Tour & News

Comeback Master Louis Oosthuizen Not Out of It: "Anything's Possible"

Day 3 of the 2016 U.S. Open in 44 Seconds
Jeff Ritter recaps Moving Day from the 2016 U.S. Open at Oakmont.

OAKMONT, Pa. – Louis Oosthuizen slipped down the clubhouse stairs, spoke to his agent, and exited quietly as darkness fell over Oakmont on Saturday night.

In other words, he was right where he so often seems to be: lurking.

“You get to within seven and you have a good one tomorrow, like a four under, you give yourself a shot,” said Oosthuizen, who surged into contention with a second-round 65 that included eight birdies before falling back some, going three over through 15 holes of his third round.

At three over for the tournament, he’s eight behind the leader Shane Lowry, who still had four holes remaining in his third round. That seems like a big gap, but it’s not that big; Paul Lawrie came from 10 behind to win the 1999 British Open.

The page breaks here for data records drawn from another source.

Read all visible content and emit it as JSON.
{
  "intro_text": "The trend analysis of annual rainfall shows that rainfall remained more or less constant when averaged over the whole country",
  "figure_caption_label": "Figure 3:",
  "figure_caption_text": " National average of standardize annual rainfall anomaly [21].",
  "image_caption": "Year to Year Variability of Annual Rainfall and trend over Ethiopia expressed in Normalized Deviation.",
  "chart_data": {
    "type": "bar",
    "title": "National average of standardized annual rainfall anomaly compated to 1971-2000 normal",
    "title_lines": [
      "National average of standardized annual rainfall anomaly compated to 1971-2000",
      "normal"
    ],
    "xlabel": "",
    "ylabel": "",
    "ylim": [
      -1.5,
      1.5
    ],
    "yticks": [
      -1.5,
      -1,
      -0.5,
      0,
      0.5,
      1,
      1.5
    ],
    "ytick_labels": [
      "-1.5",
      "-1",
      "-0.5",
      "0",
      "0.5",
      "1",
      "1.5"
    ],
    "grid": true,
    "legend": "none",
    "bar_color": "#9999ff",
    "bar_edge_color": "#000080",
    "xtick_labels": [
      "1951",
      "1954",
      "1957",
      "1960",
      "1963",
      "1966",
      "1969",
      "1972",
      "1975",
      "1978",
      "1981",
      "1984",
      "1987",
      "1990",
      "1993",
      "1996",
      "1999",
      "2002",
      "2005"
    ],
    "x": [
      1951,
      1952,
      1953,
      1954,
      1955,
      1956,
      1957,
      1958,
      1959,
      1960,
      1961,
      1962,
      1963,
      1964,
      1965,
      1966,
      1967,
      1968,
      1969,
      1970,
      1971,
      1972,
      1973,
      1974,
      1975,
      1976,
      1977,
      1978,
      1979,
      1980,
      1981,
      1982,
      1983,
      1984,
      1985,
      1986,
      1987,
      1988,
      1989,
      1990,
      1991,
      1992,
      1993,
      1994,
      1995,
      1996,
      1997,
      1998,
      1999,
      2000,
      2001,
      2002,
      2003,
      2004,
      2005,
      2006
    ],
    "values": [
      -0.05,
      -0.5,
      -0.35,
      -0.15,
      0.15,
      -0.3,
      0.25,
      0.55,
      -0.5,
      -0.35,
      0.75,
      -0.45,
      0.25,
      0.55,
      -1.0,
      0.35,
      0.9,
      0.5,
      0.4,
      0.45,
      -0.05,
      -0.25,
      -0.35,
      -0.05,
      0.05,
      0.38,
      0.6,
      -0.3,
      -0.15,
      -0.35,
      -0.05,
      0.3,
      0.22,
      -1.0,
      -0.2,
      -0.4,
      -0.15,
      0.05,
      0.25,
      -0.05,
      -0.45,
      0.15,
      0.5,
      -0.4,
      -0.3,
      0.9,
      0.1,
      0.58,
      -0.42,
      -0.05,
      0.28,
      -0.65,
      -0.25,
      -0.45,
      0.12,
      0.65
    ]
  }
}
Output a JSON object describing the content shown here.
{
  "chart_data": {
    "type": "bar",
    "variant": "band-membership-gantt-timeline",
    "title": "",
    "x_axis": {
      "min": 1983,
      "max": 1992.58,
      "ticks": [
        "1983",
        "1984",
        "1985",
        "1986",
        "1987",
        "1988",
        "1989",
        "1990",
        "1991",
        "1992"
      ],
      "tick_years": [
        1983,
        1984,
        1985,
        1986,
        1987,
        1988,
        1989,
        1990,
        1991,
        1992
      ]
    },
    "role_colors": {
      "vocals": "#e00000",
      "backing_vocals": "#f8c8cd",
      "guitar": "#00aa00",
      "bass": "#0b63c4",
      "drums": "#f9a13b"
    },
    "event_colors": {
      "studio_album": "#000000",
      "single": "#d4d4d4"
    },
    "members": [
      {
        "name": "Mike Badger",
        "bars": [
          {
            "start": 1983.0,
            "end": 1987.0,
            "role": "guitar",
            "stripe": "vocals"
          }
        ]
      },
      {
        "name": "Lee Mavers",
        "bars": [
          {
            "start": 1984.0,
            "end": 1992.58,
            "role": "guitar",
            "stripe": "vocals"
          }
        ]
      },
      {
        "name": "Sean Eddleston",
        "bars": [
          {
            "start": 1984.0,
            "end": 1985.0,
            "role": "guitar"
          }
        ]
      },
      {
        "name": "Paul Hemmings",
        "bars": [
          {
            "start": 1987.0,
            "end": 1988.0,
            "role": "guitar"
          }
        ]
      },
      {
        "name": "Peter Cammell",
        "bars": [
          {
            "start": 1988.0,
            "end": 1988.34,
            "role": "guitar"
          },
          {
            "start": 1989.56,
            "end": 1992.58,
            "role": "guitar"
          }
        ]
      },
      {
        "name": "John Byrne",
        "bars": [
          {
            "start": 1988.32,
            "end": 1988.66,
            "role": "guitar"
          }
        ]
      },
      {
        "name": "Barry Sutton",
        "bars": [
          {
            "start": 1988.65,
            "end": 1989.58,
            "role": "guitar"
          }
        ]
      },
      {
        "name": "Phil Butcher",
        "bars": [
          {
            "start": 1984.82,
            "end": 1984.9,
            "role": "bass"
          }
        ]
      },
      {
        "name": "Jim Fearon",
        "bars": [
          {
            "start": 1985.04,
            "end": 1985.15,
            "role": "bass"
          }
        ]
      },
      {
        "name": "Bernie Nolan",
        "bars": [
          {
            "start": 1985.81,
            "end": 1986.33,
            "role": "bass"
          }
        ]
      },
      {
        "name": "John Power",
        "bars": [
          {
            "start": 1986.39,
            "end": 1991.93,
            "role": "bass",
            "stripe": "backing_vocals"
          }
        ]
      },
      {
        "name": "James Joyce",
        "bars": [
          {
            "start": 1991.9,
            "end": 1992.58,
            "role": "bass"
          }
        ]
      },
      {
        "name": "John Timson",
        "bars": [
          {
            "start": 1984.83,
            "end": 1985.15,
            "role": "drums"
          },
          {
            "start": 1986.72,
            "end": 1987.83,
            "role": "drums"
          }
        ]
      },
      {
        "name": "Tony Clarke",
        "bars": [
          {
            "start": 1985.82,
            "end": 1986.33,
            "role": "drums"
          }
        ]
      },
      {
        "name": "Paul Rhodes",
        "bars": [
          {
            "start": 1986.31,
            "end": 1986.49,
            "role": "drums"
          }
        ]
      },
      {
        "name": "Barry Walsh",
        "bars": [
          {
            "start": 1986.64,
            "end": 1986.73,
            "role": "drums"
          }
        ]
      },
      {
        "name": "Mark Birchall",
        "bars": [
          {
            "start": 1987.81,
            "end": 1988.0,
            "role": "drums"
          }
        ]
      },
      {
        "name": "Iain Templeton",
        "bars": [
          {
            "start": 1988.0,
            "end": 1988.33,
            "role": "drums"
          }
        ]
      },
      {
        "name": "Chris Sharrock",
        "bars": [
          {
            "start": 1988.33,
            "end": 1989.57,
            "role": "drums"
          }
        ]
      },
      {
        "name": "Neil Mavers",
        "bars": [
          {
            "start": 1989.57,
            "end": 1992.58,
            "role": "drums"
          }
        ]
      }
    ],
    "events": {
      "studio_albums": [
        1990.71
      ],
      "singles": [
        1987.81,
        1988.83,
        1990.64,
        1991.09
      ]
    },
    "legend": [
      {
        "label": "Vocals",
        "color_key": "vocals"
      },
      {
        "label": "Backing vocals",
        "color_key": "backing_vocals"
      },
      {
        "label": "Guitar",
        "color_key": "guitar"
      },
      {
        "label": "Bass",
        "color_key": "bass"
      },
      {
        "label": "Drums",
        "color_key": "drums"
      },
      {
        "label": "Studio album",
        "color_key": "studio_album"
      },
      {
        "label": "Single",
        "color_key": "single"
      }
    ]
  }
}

Oosthuizen is something of an authority on comebacks. At the U.S. Open at Chambers Bay last year he opened with a 77, then stormed back with rounds of 66-66-67, reeling off six birdies in the last seven holes of his final round. He tied for second with Dustin Johnson, one behind winner Jordan Spieth.

Photo:

Louis Oosthuizen of South Africa hits his tee shot on the first hole during the third round of the U.S. Open at Oakmont Country Club on June 18, 2016 in Oakmont, Pennsylvania.

“You’ve gotta have a good start,” said Oosthuizen, the 2010 British Open champion who has since authored three runner-up finishes in majors. “Just to let the guys see that you’re putting a good round together. And you can’t make mistakes. I made way too many mistakes on the front nine today.”

After his torrid second-round 65, the low round of the tournament thus far, Oosthuizen seemed to run out of gas in the third round as he played the front nine in four over. He got a shot back with a birdie at the par-4 10th hole before stringing together five straight pars to finish three over par total.

“I’ve got a little one and a half footer left for par on 16,” he said, “so if I can squeeze out one more birdie on the last two and be six or seven back, and then start well, you never know. The course is still receptive, but it’s speeding up. I’m curious to see it tomorrow.

“I definitely think it’s possible,” Oosthuizen added, speaking of a big comeback. “It all depends what the guys do. Shane is five under with four holes left and you reckon he’s going to stay there. I think if I get it to two over, seven back, I’d need something really special to have a chance. I mean you never know. It’s the U.S. Open.”